Alexander McQueen Autumn/Winter 2017Photography by Chloe Le Drezen, Courtesy of Alexander McQueen

The Bewitching Beauty of Alexander McQueen

Sarah Burton's A/W17 collection for the house presented magic and legend with remarkable ease; Susannah Frankel takes a closer look

Lead ImageAlexander McQueen Autumn/Winter 2017Photography by Chloe Le Drezen, Courtesy of Alexander McQueen

Cornish customs including wish or “Cloutie” trees, paganism, the heroines of Arthurian legend and witches, black and white, were the inspiration behind Sarah Burton’s Autumn/Winter 2017 collection for Alexander McQueen. “It really started when we went to Cornwall and it was so beautiful,” the designer confirmed the day before the show was staged in the Jardin du Luxembourg in Paris. “We found it very moving.”

A Wishful Optimism

The respect for handcraftsmanship which has always been at the heart of the house of Alexander McQueen but appears more central to Sarah Burton’s collections now than ever before was evident here: everywhere from the set to the exquisite patch-working and embroidery making its way across the surfaces of clothes. The former was a reference to the brightly coloured cushions placed on church pews in far-flung locations and lovingly created by local worshippers. It came first as a print across dresses with sleeves that reached almost to the fingertips and handkerchief hems, and later as actual patch-worked silk jacquards. The loose threads, lacing, cross-stitch embroideries and a ‘wish tree’ tweed shot through with rainbow bright ribbon were both equally evocative of communities coming together to create lovely and meaningful environments that endure across the centuries. The wish tree is – as the name suggests – visited by all and sundry who bind votive ribbon, thread, trinkets and more to its branches and have done throughout history and to this day. “The trees felt so hopeful and optimistic,” Burton says of this reference in particular.

A Legendary Grace

The dignified and magically remote heroines of Arthurian legend were also part of this story. The set was hung with woven banners portraying the Cornish sunset, only upside down. “Like the world turned upside down,” Burton confirms and, while there’s no overt political motivation here, a sense of humanity having lost touch with nature clearly underpinned the whole, just as it always did with the house’s founder. A languid silhouette, tangled tendrils of hair reaching almost to the waist, the aforementioned lacing, gently armoured knits, at least some of them woven with the finest gold thread reminiscent of angel hair, and more all whispered of Guinevere, Isolde, The Lady of the Lake, and The Lady of Shalott. There was a sense of humility and modesty to this collection that echoed the gentle values these characters represent. The Lady of Shalott, the story goes, was confined to a tower and forbidden to look out of the window at the world. She saw life through a mirror and wove a tapestry illustrating its wonders captured in its reflection. And so cross-stitched hedgehogs, foxes, wild berries and, most touching, the date of birth of Lee Alexander McQueen himself, March 17, 1969, were embroidered, at times in reverse, across the lightest and most fragile gowns.

The Power of Witchcraft

The power of witchcraft could be seen in two of the finale exits crafted in nude silk tulle with mystic symbols, birds, rabbits, hares and frogs beaded, feathered and jewelled to a level more reminiscent of haute couture than ready-to-wear, although again there was a sense of grounding, not least thanks to paper flat footwear also covered in small and perfectly formed hand-finished motifs. One witch was white, the other black. “We were talking about paganism and how it’s all about the earth. These witches could feel the earth more, they feel more connected. They’re here and so are their spells. We’re so disconnected from the earth as it is and witches were basically healers,” Burton said.

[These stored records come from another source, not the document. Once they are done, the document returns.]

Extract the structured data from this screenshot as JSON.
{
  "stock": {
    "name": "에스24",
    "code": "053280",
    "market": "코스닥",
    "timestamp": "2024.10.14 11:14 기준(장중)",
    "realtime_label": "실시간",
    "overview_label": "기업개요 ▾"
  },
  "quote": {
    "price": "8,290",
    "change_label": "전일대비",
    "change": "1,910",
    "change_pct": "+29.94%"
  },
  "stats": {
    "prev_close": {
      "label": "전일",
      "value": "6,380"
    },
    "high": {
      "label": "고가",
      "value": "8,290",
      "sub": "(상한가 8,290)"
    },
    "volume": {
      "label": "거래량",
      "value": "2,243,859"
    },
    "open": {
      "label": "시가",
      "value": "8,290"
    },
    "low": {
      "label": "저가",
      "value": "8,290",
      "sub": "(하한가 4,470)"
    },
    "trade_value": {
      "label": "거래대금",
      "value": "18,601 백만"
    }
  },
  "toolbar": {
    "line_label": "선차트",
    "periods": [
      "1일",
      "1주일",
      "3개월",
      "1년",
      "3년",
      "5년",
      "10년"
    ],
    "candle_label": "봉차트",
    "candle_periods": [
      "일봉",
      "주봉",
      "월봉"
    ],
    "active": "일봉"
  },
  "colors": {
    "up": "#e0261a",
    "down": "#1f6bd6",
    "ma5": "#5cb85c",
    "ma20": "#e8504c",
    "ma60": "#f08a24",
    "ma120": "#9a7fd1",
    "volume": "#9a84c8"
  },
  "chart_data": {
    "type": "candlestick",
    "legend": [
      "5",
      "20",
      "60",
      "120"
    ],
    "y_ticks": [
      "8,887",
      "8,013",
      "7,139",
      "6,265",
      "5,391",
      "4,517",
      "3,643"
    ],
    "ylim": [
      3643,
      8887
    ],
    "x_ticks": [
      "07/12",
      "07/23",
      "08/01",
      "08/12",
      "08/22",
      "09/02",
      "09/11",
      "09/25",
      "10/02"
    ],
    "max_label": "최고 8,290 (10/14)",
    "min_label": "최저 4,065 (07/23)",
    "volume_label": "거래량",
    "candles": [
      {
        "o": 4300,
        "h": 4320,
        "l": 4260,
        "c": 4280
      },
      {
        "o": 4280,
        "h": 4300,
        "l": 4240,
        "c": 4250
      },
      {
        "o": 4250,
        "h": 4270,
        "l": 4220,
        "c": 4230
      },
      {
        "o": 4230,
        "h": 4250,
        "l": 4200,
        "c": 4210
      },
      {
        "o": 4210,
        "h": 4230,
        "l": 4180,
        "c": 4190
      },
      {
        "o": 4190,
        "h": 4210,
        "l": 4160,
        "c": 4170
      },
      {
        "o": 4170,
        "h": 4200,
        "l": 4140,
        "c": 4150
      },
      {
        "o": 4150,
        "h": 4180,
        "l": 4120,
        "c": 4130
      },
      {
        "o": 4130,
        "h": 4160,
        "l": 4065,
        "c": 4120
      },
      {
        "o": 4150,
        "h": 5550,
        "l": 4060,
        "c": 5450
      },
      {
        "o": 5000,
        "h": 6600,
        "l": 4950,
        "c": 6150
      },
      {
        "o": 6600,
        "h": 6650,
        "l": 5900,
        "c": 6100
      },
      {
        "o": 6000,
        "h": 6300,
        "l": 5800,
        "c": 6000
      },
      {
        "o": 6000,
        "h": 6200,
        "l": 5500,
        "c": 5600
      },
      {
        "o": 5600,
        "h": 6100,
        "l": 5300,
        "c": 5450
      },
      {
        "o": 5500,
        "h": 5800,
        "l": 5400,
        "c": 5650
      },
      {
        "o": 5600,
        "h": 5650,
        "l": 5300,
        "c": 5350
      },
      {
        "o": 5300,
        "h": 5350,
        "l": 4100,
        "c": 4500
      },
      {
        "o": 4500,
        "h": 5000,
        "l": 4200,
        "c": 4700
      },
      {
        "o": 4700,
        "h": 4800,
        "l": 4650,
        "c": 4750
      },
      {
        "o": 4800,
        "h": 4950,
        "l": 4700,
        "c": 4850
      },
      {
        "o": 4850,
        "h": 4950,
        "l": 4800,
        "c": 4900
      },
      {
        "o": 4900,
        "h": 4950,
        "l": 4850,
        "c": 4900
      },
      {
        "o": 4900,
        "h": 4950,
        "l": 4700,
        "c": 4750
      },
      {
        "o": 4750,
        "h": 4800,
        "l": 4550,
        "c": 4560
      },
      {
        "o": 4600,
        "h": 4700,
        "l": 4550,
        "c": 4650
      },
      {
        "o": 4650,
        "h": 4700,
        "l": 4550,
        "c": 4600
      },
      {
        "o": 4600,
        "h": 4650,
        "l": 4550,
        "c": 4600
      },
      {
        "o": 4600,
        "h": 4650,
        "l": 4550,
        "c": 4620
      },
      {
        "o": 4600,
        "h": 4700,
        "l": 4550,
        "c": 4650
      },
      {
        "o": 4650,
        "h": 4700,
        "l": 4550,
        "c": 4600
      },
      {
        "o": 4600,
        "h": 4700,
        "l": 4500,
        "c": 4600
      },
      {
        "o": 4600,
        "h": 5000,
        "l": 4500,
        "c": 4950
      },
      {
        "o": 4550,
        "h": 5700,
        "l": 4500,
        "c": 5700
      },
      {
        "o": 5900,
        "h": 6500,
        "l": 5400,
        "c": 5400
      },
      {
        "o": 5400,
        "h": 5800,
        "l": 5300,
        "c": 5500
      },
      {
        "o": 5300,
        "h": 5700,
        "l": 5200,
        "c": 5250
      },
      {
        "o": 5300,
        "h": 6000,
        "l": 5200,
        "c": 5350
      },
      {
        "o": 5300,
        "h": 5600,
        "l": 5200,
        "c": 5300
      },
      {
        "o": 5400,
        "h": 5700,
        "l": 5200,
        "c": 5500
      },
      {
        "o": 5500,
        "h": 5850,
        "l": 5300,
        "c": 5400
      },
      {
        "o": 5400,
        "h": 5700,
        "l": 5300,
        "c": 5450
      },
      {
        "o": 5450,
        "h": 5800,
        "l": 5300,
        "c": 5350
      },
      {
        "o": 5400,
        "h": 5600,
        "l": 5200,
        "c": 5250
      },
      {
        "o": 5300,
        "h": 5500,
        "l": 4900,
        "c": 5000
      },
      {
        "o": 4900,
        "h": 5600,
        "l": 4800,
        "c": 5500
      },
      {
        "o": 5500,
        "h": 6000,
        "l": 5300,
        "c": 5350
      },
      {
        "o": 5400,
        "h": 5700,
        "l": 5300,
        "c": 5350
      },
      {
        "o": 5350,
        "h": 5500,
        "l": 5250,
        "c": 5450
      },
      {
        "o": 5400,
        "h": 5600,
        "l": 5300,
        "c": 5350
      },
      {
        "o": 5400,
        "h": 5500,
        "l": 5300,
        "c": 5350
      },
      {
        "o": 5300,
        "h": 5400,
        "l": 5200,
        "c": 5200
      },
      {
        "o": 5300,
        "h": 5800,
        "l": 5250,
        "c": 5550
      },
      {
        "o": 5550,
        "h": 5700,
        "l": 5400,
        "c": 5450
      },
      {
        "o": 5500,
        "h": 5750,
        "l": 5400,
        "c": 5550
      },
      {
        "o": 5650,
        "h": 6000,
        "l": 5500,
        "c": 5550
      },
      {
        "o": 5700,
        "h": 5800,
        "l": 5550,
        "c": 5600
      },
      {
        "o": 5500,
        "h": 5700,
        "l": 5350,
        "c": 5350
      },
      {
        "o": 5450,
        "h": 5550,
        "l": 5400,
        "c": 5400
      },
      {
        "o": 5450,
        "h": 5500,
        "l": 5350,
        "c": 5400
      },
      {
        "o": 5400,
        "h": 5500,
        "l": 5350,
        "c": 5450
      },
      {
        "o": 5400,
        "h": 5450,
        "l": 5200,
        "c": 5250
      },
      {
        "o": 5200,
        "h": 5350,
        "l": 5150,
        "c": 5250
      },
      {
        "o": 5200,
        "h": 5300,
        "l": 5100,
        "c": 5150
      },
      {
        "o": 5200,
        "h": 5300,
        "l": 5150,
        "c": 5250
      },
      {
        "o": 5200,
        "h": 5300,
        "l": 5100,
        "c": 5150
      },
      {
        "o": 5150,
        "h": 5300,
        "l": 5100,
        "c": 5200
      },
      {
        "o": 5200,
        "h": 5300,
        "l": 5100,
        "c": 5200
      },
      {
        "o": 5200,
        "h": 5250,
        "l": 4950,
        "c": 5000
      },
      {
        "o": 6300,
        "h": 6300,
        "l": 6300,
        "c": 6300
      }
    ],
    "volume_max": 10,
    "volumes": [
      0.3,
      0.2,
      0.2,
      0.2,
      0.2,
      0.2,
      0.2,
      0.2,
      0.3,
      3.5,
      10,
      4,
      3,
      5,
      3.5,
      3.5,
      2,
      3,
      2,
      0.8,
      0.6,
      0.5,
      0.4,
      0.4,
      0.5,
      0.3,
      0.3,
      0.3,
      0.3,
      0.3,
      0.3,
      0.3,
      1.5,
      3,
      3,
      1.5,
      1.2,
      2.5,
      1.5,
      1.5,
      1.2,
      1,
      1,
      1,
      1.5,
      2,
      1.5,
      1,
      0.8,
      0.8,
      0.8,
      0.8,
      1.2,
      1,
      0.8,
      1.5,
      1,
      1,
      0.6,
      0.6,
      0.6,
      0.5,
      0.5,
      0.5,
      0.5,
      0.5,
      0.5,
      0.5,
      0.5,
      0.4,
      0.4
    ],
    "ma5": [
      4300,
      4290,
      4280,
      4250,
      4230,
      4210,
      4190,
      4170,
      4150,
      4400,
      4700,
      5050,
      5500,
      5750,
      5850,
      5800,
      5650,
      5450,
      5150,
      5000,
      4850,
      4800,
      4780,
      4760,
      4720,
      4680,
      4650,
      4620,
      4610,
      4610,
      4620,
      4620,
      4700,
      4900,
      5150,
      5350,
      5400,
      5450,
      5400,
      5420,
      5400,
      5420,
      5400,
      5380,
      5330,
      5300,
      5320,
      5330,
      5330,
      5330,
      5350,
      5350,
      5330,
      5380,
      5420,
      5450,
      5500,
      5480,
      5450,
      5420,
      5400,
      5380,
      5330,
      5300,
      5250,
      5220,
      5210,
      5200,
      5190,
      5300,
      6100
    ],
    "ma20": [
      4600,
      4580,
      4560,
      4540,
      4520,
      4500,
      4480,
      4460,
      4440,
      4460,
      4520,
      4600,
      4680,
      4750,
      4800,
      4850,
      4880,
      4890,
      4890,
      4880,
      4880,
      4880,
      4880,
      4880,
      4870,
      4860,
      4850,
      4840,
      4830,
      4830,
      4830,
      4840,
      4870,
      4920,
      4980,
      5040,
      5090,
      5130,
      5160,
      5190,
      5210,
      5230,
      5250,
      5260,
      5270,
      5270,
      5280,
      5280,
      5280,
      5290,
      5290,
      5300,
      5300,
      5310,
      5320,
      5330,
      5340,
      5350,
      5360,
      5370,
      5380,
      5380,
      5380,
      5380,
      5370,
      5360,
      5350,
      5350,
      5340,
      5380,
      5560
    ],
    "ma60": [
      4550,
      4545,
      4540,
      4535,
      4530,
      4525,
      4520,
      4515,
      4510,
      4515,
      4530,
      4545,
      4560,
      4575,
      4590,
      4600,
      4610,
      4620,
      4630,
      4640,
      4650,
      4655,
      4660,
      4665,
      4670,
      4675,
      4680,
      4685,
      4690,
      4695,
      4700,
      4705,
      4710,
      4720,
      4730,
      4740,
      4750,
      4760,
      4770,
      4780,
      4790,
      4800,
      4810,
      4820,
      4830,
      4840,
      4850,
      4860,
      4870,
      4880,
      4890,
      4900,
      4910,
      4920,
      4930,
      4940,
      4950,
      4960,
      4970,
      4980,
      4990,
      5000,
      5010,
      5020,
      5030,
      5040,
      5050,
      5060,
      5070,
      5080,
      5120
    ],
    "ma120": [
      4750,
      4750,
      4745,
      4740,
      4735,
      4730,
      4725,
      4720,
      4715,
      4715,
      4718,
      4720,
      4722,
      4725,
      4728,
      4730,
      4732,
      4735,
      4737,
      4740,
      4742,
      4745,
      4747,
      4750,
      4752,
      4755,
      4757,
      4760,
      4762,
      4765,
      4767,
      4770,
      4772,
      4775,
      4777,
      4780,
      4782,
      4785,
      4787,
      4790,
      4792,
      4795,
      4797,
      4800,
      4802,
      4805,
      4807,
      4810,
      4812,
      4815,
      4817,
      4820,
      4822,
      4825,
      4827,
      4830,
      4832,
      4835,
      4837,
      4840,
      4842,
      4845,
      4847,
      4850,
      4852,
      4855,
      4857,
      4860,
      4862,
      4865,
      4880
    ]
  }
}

… And Of The McQueen Heritage

Lee McQueen himself was interested in the tension between vulnerability and strength, the emotional depth of haute couture clothing combined with the energy of the street, the ultra-feminine and the masculine. This too prevailed. Double-faced cashmere tailoring in dove grey and black and, later, satin-backed wools, boasted a signature built up McQueen shoulder and wide-legged trousers so long they puddled on the floor. “I wanted it to feel magical but also real, simple and eased,” Burton explained. And so, in the end, it did.